After the difficult birth of her third child, Marie refused intimacy with her husband and, as a result, relations between the two deteriorated. On 29 May 1672, fearing that her husband would kill her, Marie left Rome accompanied by her sister Hortense. In 1667 a false memoir began circulating France about Marie, after her sister Hortense had written her own. Marie retorted by penning her own memoir. The Mancini sisters were some of the earliest women in France to publish their own memoirs. She did not return to Italy until her husband's death in 1689 and then spent a further decade travelling Europe.

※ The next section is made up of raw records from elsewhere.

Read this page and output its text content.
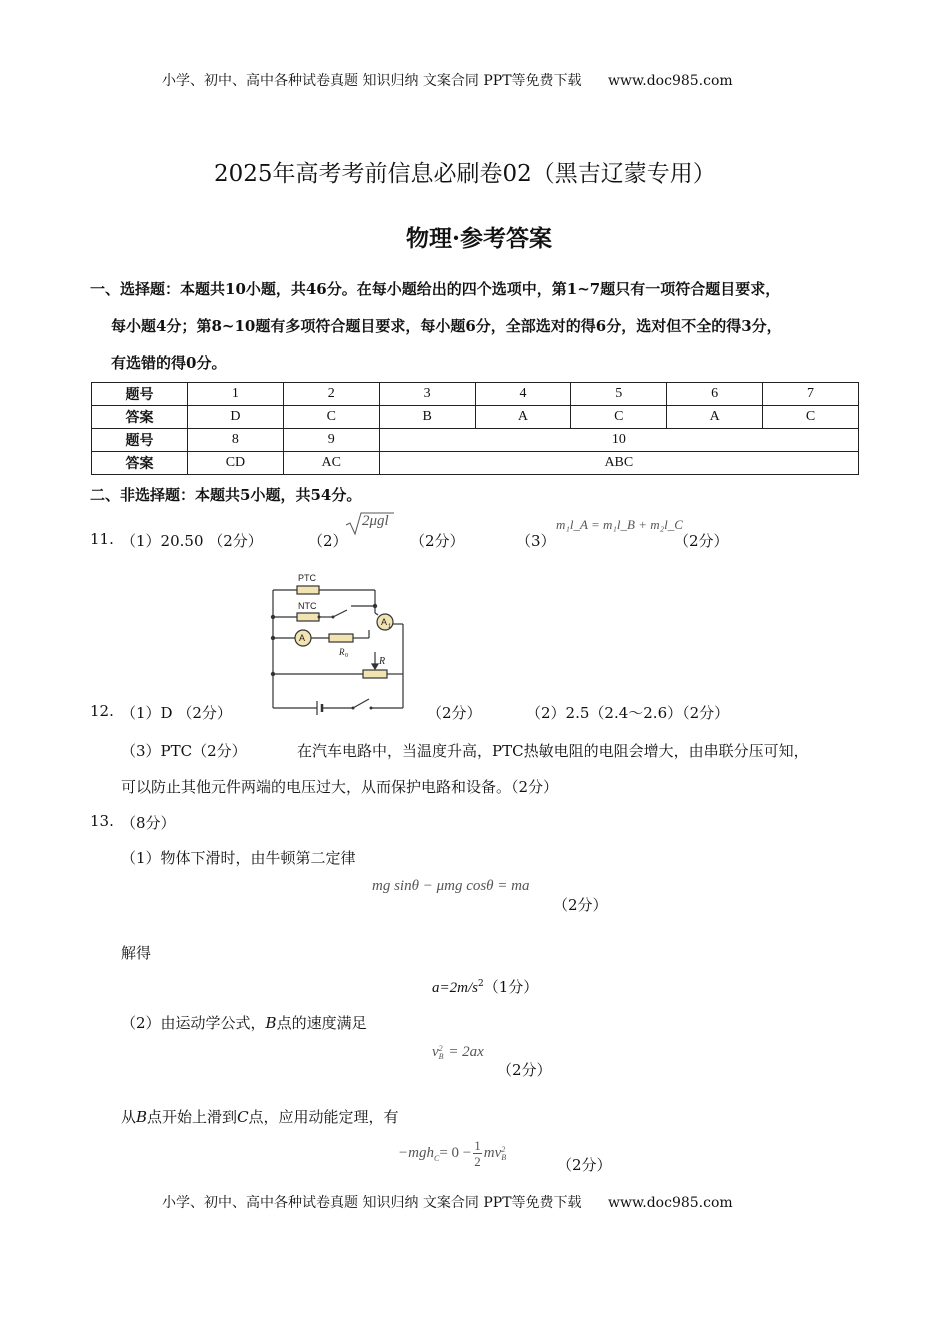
小学、初中、高中各种试卷真题 知识归纳 文案合同 PPT等免费下载 www.doc985.com
2025年高考考前信息必刷卷02（黑吉辽蒙专用）
物理·参考答案
一、选择题：本题共10小题，共46分。在每小题给出的四个选项中，第1~7题只有一项符合题目要求，
每小题4分；第8~10题有多项符合题目要求，每小题6分，全部选对的得6分，选对但不全的得3分，
有选错的得0分。
题号	1	2	3	4	5	6	7
答案	D	C	B	A	C	A	C
题号	8	9	10				
答案	CD	AC	ABC				
二、非选择题：本题共5小题，共54分。
11. （1）20.50 （2分）	（2）
2μgl
（2分）	（3）
m₁l_A = m₁l_B + m₂l_C
（2分）
PTC
NTC
A 1
A
R
R 0
12. （1）D （2分）	（2分）	（2）2.5（2.4～2.6）（2分）
（3）PTC（2分）	在汽车电路中，当温度升高，PTC热敏电阻的电阻会增大，由串联分压可知，
可以防止其他元件两端的电压过大，从而保护电路和设备。（2分）
13. （8分）
（1）物体下滑时，由牛顿第二定律
mg sinθ − μmg cosθ = ma
（2分）
解得
$a=2m/s^2(1$分）
（2）由运动学公式，B点的速度满足
v 2
B = 2ax
（2分）
从B点开始上滑到C点，应用动能定理，有
−mgh $C = 0 - \frac{1}{2}$ mv 2
B	（2分）
小学、初中、高中各种试卷真题 知识归纳 文案合同 PPT等免费下载 www.doc985.com
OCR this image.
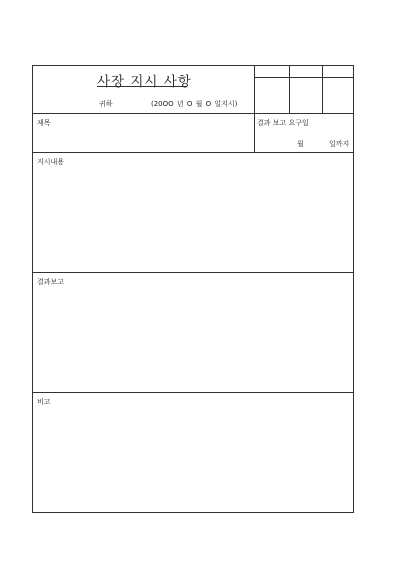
사장 지시 사항
귀하	(20OO 년 O 월 O 일지시)
제목	결과 보고 요구일
월	일까지
지시내용
결과보고
비고
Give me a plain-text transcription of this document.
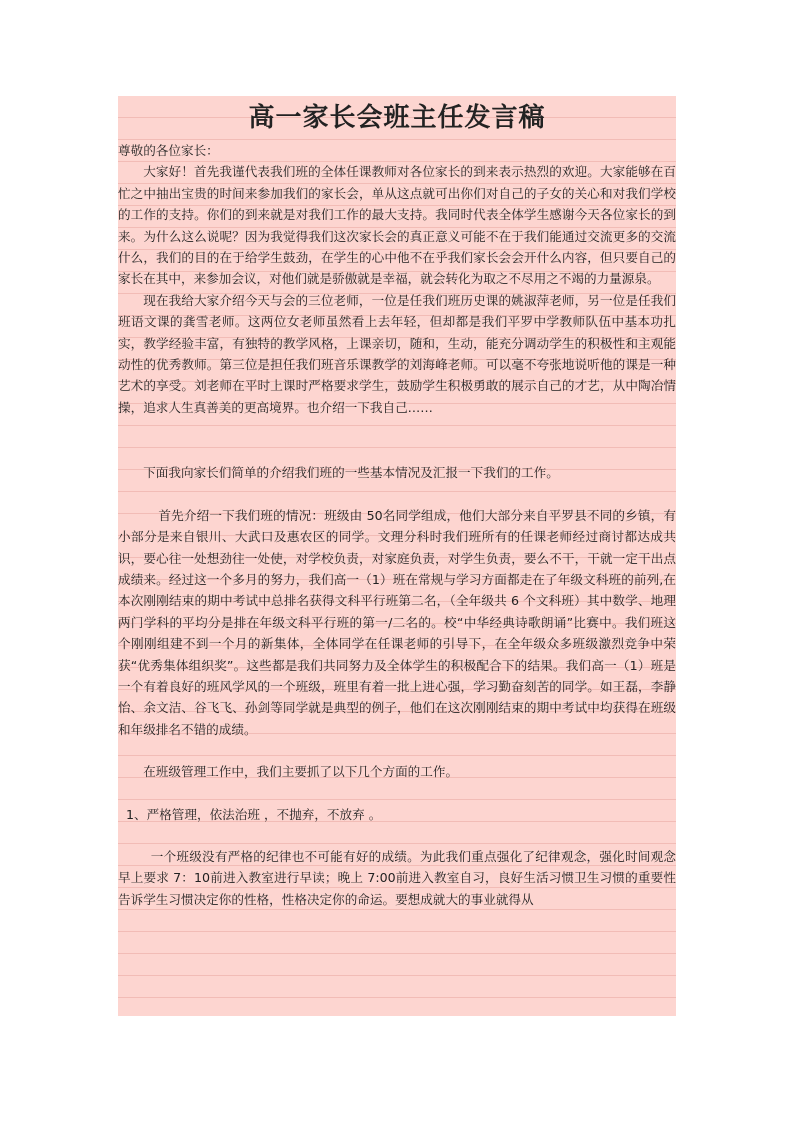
高一家长会班主任发言稿

尊敬的各位家长：

大家好！首先我谨代表我们班的全体任课教师对各位家长的到来表示热烈的欢迎。大家能够在百忙之中抽出宝贵的时间来参加我们的家长会，单从这点就可出你们对自己的子女的关心和对我们学校的工作的支持。你们的到来就是对我们工作的最大支持。我同时代表全体学生感谢今天各位家长的到来。为什么这么说呢？因为我觉得我们这次家长会的真正意义可能不在于我们能通过交流更多的交流什么，我们的目的在于给学生鼓劲，在学生的心中他不在乎我们家长会会开什么内容，但只要自己的家长在其中，来参加会议，对他们就是骄傲就是幸福，就会转化为取之不尽用之不竭的力量源泉。

现在我给大家介绍今天与会的三位老师，一位是任我们班历史课的姚淑萍老师，另一位是任我们班语文课的龚雪老师。这两位女老师虽然看上去年轻，但却都是我们平罗中学教师队伍中基本功扎实，教学经验丰富，有独特的教学风格，上课亲切，随和，生动，能充分调动学生的积极性和主观能动性的优秀教师。第三位是担任我们班音乐课教学的刘海峰老师。可以毫不夸张地说听他的课是一种艺术的享受。刘老师在平时上课时严格要求学生，鼓励学生积极勇敢的展示自己的才艺，从中陶冶情操，追求人生真善美的更高境界。也介绍一下我自己……

下面我向家长们简单的介绍我们班的一些基本情况及汇报一下我们的工作。

首先介绍一下我们班的情况：班级由 50名同学组成，他们大部分来自平罗县不同的乡镇，有小部分是来自银川、大武口及惠农区的同学。文理分科时我们班所有的任课老师经过商讨都达成共识，要心往一处想劲往一处使，对学校负责，对家庭负责，对学生负责，要么不干，干就一定干出点成绩来。经过这一个多月的努力，我们高一（1）班在常规与学习方面都走在了年级文科班的前列,在本次刚刚结束的期中考试中总排名获得文科平行班第二名，（全年级共 6 个文科班）其中数学、地理两门学科的平均分是排在年级文科平行班的第一/二名的。校“中华经典诗歌朗诵”比赛中。我们班这个刚刚组建不到一个月的新集体，全体同学在任课老师的引导下，在全年级众多班级激烈竞争中荣获“优秀集体组织奖”。这些都是我们共同努力及全体学生的积极配合下的结果。我们高一（1）班是一个有着良好的班风学风的一个班级，班里有着一批上进心强，学习勤奋刻苦的同学。如王磊，李静怡、余文洁、谷飞飞、孙剑等同学就是典型的例子，他们在这次刚刚结束的期中考试中均获得在班级和年级排名不错的成绩。

在班级管理工作中，我们主要抓了以下几个方面的工作。

1、严格管理，依法治班 ，不抛弃，不放弃 。

一个班级没有严格的纪律也不可能有好的成绩。为此我们重点强化了纪律观念，强化时间观念早上要求 7：10前进入教室进行早读；晚上 7:00前进入教室自习，良好生活习惯卫生习惯的重要性告诉学生习惯决定你的性格，性格决定你的命运。要想成就大的事业就得从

She died in Pisa in May 1715 aged 75, little over 3 months before the death of Louis XIV in September that year, and is buried in the Church of the Holy Sepulchre there.

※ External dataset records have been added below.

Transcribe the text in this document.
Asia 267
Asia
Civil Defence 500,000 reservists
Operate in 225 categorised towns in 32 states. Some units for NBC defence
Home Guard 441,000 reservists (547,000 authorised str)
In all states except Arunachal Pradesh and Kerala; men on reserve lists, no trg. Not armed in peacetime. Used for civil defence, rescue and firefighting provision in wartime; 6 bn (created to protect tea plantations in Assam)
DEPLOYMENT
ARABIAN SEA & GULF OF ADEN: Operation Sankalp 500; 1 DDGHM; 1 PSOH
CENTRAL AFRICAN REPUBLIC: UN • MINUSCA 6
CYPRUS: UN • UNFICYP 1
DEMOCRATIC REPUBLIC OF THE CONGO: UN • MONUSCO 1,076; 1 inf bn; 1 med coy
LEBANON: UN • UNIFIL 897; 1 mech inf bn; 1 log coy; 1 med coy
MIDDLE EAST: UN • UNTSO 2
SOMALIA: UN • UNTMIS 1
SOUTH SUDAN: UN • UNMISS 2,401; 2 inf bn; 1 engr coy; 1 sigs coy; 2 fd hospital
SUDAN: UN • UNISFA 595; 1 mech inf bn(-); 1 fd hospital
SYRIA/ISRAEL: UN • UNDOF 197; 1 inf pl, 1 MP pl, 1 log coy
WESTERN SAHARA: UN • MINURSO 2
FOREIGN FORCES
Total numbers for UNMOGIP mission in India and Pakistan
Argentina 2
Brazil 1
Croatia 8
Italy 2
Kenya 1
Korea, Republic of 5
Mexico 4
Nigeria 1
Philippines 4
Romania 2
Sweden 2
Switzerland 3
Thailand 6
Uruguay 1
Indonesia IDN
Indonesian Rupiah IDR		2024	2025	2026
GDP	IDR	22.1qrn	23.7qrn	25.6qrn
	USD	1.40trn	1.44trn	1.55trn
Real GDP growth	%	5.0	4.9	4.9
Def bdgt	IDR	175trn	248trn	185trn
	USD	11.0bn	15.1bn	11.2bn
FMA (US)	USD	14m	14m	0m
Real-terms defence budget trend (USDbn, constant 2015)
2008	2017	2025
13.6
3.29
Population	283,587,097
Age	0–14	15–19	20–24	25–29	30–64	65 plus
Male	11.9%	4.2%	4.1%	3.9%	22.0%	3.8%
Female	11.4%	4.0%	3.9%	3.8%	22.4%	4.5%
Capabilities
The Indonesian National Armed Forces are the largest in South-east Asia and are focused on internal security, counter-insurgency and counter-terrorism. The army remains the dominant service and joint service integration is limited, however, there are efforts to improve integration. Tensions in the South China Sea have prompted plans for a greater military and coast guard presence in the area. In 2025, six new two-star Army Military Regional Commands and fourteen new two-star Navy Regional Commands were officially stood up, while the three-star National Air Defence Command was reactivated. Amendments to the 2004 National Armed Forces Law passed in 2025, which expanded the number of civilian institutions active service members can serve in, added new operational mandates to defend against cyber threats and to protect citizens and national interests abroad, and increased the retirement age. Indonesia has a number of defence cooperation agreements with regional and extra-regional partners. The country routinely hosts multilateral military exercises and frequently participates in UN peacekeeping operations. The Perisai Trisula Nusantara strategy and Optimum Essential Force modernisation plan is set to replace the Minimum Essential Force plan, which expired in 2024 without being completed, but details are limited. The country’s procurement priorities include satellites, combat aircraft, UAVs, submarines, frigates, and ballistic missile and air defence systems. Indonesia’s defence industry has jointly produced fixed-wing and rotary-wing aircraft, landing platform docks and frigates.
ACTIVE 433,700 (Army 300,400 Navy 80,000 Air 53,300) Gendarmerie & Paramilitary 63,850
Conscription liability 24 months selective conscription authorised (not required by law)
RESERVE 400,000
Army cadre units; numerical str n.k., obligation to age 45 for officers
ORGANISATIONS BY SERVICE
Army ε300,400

==In fiction and literature==
Marie plays an active role in Letitia Elizabeth Landon's novel, Francesca Carrara, although her life following her encounters with Louis XIV is mainly fictional.

The character of Marie Mancini appears in the French musical Le Roi Soleil, where she was played by Anne-Laure Girbal. Her character appears also in the 2008 Italian novel Secretum by Rita Monaldi and Francesco Sorti and is the main character of the 2015 novel The Enchantress of Paris by Marci Jefferson.

Marie and her sister Hortense Mancini are the subjects of a dual biography, The King's Mistresses: The Liberated Lives of Marie Mancini, Princess Colonna, and Her Sister Hortense, Duchess Mazarin, by Elizabeth C. Goldsmith (2012, PublicAffairs).